Tree Rings Could Pin Down Thera Volcano Eruption Date

A new study that combines a mosaic of techniques to confirm the source of a volcanic eruption in 1628 B.C.E. has shown that it wasn’t Thera volcano, but instead Aniakchak II volcano in Alaska.

The modern islands of Santorini in the southern Aegean Sea are the remains of an enormous volcanic explosion that destroyed the earliest settlements on what was formerly a single island called Thera. The Thera eruption occurred sometime before 1500 B.C.E. and was one of the most violent volcanic eruptions in European history.

But the exact date of the eruption and its impact on climate have been debated for decades.

If a volcanic eruption is large enough, it can eject sulfur and debris called tephra into the stratosphere, where both can be circulated to places very far away. The sulfur dioxide from the eruption that makes it into the upper atmosphere reflects heat from the sun and causes temperatures around the world to drop. This climatic shift is reflected in trees, which show reduced growth or frost rings that effectively mark the year in which the eruption occurred.

Frost damage in bristlecone pine tree-rings from California and narrow tree-rings in oak trees from Ireland suggested that a large volcanic eruption cooled the climate about the year 1627-28 B.C.E. Scientists linked the tree ring-anomalies to Thera because at the time of the studies, Thera was the only known large eruption in that approximate time period.

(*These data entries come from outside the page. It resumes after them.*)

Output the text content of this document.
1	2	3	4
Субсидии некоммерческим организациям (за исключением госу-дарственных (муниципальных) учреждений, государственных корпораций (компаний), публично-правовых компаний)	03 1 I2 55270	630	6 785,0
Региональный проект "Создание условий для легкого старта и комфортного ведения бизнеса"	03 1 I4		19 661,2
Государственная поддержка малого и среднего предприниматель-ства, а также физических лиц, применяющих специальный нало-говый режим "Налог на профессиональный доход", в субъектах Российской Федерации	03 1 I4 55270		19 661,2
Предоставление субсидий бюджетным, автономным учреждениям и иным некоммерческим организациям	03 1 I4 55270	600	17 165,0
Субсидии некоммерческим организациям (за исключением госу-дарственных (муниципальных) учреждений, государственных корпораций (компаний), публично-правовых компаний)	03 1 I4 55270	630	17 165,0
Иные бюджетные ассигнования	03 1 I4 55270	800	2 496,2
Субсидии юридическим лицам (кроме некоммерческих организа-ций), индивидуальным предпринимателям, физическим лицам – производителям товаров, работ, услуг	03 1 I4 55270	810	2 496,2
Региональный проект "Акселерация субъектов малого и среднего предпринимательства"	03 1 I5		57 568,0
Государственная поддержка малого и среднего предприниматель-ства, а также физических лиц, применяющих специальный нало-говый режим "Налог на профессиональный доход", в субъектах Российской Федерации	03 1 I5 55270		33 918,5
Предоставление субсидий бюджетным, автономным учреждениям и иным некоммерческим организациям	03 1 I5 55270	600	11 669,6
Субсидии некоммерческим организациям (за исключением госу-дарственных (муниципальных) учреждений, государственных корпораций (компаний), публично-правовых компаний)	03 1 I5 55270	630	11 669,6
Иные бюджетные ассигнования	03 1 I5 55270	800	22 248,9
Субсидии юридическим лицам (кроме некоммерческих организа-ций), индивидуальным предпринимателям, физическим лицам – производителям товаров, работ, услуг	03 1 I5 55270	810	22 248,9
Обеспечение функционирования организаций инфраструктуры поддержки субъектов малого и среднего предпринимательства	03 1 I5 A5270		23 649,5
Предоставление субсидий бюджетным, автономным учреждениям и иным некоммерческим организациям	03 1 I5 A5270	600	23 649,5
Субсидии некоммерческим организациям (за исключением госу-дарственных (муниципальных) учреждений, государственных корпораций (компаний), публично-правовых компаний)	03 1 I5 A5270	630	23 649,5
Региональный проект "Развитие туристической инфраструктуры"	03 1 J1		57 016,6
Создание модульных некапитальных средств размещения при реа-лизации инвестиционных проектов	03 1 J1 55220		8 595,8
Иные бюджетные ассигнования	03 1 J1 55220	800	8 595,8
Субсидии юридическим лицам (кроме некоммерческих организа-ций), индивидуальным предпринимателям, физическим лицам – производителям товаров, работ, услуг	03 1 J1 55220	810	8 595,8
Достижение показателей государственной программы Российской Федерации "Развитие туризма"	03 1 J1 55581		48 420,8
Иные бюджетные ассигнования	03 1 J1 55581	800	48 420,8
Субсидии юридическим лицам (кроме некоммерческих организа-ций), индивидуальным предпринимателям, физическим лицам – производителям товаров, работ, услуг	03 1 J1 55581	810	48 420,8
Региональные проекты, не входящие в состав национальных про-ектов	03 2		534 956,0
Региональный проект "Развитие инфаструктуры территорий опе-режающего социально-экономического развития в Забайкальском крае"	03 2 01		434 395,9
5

But a new study published by Charlotte Pearson, an associate professor in the Laboratory of Tree-Ring Research of Arizona University, shows that the geochemical fingerprint of the 1628 B.C.E. eruption doesn’t match Thera, but instead Aniakchak II, a large volcanic caldera located on the Alaska Peninsula.

The sulfur and tephra of a large eruption can also rain down on Earth’s poles, where they are preserved in layers of ice. As every layer of ice represents one year, layers showing traces of volcanic tephra can be precisely dated. The ice cores’ tephra, which has a unique geochemical fingerprint, can be used to link the volcanic eruption to an exact volcanic source.

“We’ve looked at this same event that showed up in tree rings 7,000 kilometers apart, and we now know once and for all that this massive eruption is not Thera,” Pearson said. “It’s really nice to see that original connection resolved. It also makes perfect sense that Aniakchak II turns out to be one of the largest sulfate ejections in the last 4,000 years—the trees have been telling us this all along.”

Pearson and her collaborators – which included Michael Sigl of the University of Bern and an international team of geochemists, ice core experts and tephra chronologists – then applied the same method to try to pinpoint the Thera eruption.

They aligned data from tree rings and from ice cores in Antarctica and Greenland to create a comprehensive record of volcanic eruptions across the period – 1680 to 1500 B.C.E. – when Thera must have occurred.

The exact Thera eruption date remains unconfirmed, but the team has narrowed it down to just a handful of possibilities: 1611 B.C.E., 1562-1555 B.C.E. and 1538 B.C.E.

“One of these is Thera,” Pearson said. “We just can’t confirm which one yet, but at least we now know exactly where to look. The challenge with Thera is that there’s always been this discrepancy between multiple lines of dating evidence. Now that we know what the possible dates are, this evidence can be re-evaluated, but we still need a geochemical fingerprint to clinch it.”

Archaeological evidence has suggested the date of the Thera eruption is closer to 1500 B.C.E., while some radiocarbon dating has suggested it’s closer to 1600 B.C.E.

“I favor the middle ground. But we are really close to having a final solution to this problem. It’s important to stay open to all possibilities and keep asking questions,” Pearson said.